We describe here eight novel Null mutations in the coding regions of the SERPINA1 gene. Three (Q0_brescia, Q0_torino and Q0_cosenza) are nonsense mutations, the others (Q0_cork, Q0_perugia, Q0_pordenone, Q0_lampedusa and Q0_dublin) are frameshift mutations caused by deletion of one or two nucleotides.

It is worth noting most of the new mutations reported in this study occur close to other mutations, supporting the concept of mutational hot spots in the SERPINA1 gene [40]. In fact, Q0_brescia occurs in a portion of 27 nucleotides (nine amino acids) in exon III of the gene, where it is possible to find a conspicuous number of other mutations: P_lowell /P_duarte/Y_barcelona at codon 256, Q0_cairo and M_pisa [46] at codon 259, T/S at codon 264, and the normal variant L_frankfurt at codon 255. Q0_pordenone lies in another region of 27 nucleotides together with other Null (Q0_hongkong, Q0_{new hope}) and normal (P_lyon, P_saltlake,) mutations. Q0_lampedusa occurs in the region of 21 nucleotides where, in addition to Z, other deficient (King, W_bethesda) and normal (E_tokyo, P_st.albans) mutations lie. Lastly, Q0_dublin is only one nucleotide from M_heerlen and M_wurzburg mutations and two nucleotides from E_taurisano [46] deficient alleles.

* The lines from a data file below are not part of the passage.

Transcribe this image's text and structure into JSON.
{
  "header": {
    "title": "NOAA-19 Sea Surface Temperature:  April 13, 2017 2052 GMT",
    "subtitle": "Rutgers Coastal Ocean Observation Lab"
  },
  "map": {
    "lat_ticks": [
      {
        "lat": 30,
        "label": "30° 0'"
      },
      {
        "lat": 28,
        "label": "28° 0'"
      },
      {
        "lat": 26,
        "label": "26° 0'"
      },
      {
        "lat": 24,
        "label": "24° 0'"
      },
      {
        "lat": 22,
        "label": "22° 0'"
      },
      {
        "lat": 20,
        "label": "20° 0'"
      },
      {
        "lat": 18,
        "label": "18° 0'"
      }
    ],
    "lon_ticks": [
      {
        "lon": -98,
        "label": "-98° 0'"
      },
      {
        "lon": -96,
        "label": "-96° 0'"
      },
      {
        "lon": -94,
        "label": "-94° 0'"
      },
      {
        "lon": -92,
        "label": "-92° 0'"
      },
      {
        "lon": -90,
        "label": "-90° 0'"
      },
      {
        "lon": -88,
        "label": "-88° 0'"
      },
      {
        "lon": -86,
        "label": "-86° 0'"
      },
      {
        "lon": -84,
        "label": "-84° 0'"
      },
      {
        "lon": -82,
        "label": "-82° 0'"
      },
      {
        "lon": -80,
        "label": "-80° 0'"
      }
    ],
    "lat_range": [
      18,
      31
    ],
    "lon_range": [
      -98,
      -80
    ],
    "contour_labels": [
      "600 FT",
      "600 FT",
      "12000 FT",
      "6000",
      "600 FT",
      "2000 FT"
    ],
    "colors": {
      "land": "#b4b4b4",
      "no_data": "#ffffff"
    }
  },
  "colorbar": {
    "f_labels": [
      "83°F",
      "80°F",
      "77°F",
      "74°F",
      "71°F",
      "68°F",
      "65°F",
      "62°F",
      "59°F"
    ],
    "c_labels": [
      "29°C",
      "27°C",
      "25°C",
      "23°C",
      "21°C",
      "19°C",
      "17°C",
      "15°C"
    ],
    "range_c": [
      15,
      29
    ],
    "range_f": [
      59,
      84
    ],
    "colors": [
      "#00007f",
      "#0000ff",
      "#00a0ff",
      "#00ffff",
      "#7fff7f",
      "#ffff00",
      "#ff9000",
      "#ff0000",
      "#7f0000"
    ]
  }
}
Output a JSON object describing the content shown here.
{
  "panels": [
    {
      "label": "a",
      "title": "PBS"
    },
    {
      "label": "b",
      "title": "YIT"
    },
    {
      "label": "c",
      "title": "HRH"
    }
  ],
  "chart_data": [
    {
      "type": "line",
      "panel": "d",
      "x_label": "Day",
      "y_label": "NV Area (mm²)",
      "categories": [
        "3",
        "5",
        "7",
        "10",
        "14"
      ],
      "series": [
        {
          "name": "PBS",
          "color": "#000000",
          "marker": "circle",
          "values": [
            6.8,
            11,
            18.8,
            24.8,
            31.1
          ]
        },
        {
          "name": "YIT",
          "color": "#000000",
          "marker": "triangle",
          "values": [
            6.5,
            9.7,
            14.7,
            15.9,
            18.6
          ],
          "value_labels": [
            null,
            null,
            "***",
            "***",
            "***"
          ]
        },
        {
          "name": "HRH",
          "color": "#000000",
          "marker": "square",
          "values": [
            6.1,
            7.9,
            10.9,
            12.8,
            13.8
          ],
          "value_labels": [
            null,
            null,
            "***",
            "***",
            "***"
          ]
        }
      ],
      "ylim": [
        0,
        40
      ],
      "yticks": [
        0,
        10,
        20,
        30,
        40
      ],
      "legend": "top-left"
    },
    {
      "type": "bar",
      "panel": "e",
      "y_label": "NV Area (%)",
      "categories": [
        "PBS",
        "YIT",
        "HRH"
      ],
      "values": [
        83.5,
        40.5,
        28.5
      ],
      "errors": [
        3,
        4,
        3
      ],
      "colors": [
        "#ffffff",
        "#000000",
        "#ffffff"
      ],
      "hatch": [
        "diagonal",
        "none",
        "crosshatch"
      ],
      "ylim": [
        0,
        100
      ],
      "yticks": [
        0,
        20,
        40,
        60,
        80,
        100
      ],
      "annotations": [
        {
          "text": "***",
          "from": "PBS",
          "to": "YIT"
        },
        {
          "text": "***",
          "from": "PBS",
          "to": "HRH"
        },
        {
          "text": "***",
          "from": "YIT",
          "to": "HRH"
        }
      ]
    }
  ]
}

While Null mutations are extremely rare, the recurrence of Q0_pordenone and Q0_brescia in certain localized areas, without evidence of consanguinity, may indicate a relatively high prevalence of each Null allele in these geographic regions.

Although a discussion of the clinical characteristics of the Null-bearing subjects presented herein is not the main purpose of this study, we can draw some interesting conclusions. Subjects with Null mutations should be considered a subgroup at particularly high risk of emphysema within the spectrum of AATD [19]. In support of this, we report three probands homozygous for Null alleles, with early onset lung disease, despite absent or modest smoking history. Interestingly, the clinical importance of Null heterozygosity has never been investigated. Here we report evidence of the recurrence of lung symptoms (dyspnoea, cough) and lung diseases (emphysema, asthma, chronic bronchitis) in M/Null subjects, over 45 years of age, irrespective of their smoking habit (Table 2).